Matt Hancock today articulated his ambitions for making prevention central to the NHS. He told a room full of public health officials from around the world the NHS is not just a service; it’s a shared stake in society.

With shades of JFK, he said people must stop asking what the NHS should do for them and look to what they can do to help the NHS. They must take personal responsibility for behavioural factors of poor health. In other words: stop smoking, drink less, get more exercise, and have a better diet.

Mr Hancock may have been better off pointing his rhetoric at his Treasury colleagues because he did not address the funding crisis that has swept through public health provision in England.

NHS England had its £20.5bn boost confirmed in last week’s Budget. But, once again, public health was left outside the fence. Along with training and capital budgets, it is now vulnerable to £1bn cuts needed to keep the Department of Health and Social Care’s books balanced, according to the Health Foundation.

Mr Hancock was adamant this morning that most of the NHS funding boost will go towards dealing with long term health concerns, but Public Health England has seen its budget fall each year since 2015. Local government public health budgets have fallen by 32.5 per cent since 2012, according to the Health Foundation.

We shall have to wait until the spring before we find out if more cuts are to come.

Commissioning’s long tail

NHS England has made no secret of its desire to see a future consolidation of clinical commissioning groups. A reduction of CCG numbers would lower overhead costs and allow commissioners to plan for healthcare across a wider population.

To help achieve this, the shift towards sharing accountable officers across CCGs has been happening at pace. HSJ analysis has found that just under a third of the English population is now overseen by just 13 CCG leaders.
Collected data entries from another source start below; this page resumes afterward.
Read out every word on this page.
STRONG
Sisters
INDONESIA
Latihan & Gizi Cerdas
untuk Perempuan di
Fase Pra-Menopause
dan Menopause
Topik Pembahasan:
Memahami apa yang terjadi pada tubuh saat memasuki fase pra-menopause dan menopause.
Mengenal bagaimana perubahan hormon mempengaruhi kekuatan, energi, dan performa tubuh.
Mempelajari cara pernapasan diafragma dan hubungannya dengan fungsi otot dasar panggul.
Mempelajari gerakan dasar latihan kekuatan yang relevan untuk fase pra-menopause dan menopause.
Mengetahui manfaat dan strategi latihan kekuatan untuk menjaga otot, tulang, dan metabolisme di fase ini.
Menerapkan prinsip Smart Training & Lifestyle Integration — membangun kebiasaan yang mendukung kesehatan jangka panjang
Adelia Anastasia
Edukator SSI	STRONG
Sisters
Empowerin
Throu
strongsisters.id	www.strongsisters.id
In contrast, 11 sustainability and transformation partnerships have CEOs that, on average, manage a population of less than 300,000.
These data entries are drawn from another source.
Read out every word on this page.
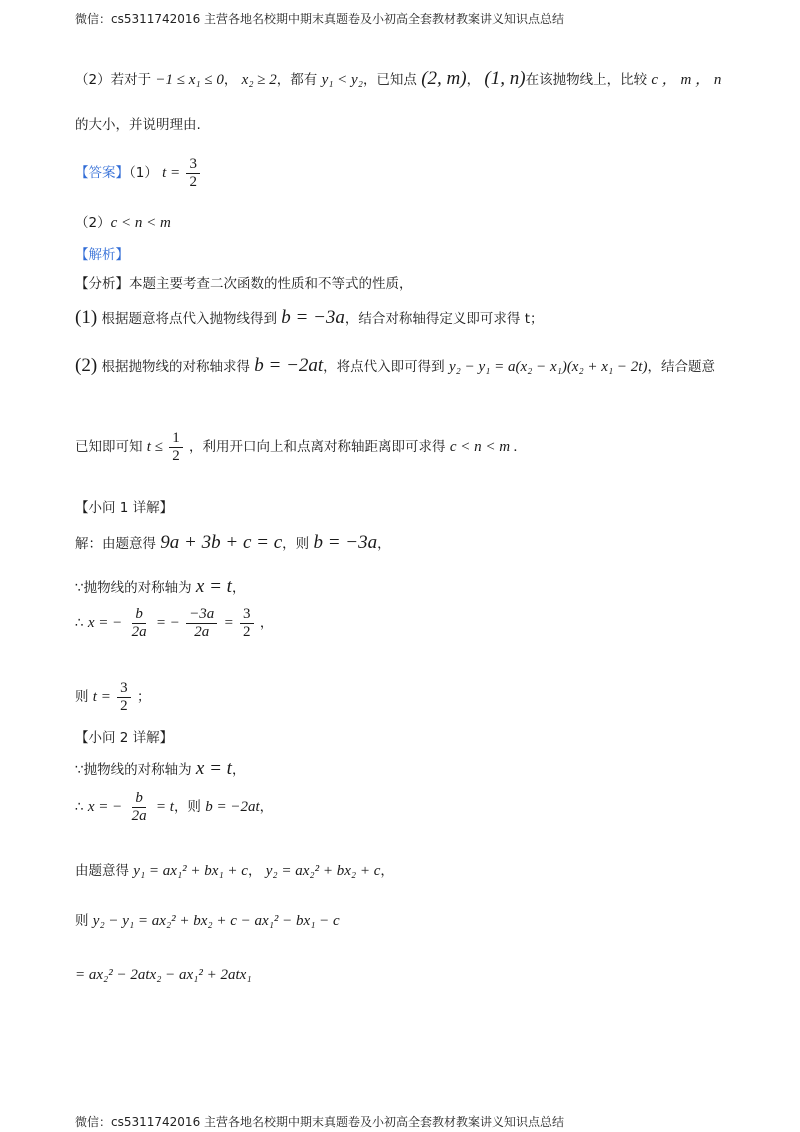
微信：cs5311742016 主营各地名校期中期末真题卷及小初高全套教材教案讲义知识点总结
（2）若对于 −1 ≤ x₁ ≤ 0， x₂ ≥ 2，都有 y₁ < y₂，已知点 (2, m)， (1, n)在该抛物线上，比较 c ， m ， n
的大小，并说明理由.
【答案】（1） $t = \frac{3}{2}$
（2）c < n < m
【解析】
【分析】本题主要考查二次函数的性质和不等式的性质，
(1) 根据题意将点代入抛物线得到 b = −3a，结合对称轴得定义即可求得 t；
(2) 根据抛物线的对称轴求得 b = −2at，将点代入即可得到 y₂ − y₁ = a(x₂ − x₁)(x₂ + x₁ − 2t)，结合题意
已知即可知 $t \le \frac{1}{2}$ ，利用开口向上和点离对称轴距离即可求得 c < n < m .
【小问 1 详解】
解：由题意得 9a + 3b + c = c，则 b = −3a，
∵抛物线的对称轴为 x = t，
∴ x = − $\frac{b}{2a}$ = − $\frac{-3a}{2a} = \frac{3}{2}$ ，
则 $t = \frac{3}{2}$ ；
【小问 2 详解】
∵抛物线的对称轴为 x = t，
∴ x = − $\frac{b}{2a} = t$，则 b = −2at，
由题意得 y₁ = ax₁² + bx₁ + c， y₂ = ax₂² + bx₂ + c，
则 y₂ − y₁ = ax₂² + bx₂ + c − ax₁² − bx₁ − c
= ax₂² − 2atx₂ − ax₁² + 2atx₁
微信：cs5311742016 主营各地名校期中期末真题卷及小初高全套教材教案讲义知识点总结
The moves to single AOs and management teams running very large systems raises some questions about accountability and recruitment. The AO post with the biggest population - North West London - was advertised openly. But elsewhere, recruitment sometimes involves spreading the AO of constituent CCGs across multiple others; much other management reorganisation is going on in the lower rungs too.

For the smaller systems, NHS England will no doubt be reviewing the speed of leadership consolidation and exerting pressure on CCGs to conform to its vision. Although the CCGs with the smallest average populations (Shropshire, and Telford and Wrekin) said they have no plans to share a leader, it is unlikely the centre approves of this sentiment.
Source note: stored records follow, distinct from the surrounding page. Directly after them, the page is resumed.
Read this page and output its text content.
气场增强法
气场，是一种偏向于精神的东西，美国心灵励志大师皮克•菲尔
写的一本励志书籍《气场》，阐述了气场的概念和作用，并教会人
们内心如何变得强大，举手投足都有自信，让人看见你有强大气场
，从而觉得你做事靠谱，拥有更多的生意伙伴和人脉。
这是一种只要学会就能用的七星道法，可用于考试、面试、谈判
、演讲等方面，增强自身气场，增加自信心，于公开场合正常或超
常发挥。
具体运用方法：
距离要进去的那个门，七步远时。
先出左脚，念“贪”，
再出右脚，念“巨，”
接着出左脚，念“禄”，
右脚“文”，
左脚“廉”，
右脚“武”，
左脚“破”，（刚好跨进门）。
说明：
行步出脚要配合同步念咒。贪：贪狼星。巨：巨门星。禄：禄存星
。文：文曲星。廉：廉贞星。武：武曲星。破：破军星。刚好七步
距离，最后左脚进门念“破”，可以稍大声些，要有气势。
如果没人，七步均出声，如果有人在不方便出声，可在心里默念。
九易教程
Julie Wood, chief executive of NHS clinical commissioners, also pointed out that a leader responsible for multiple CCGs can’t be everywhere. She predicted a significant change in the structure of leadership, with an AO having to delegate responsibilities to new roles that will spring up at a local level to help implement commissioning decisions.

Updated on 7 November, to make clear that the North West London AO job was advertised. Inadvertently the previous version suggested that it might not have been.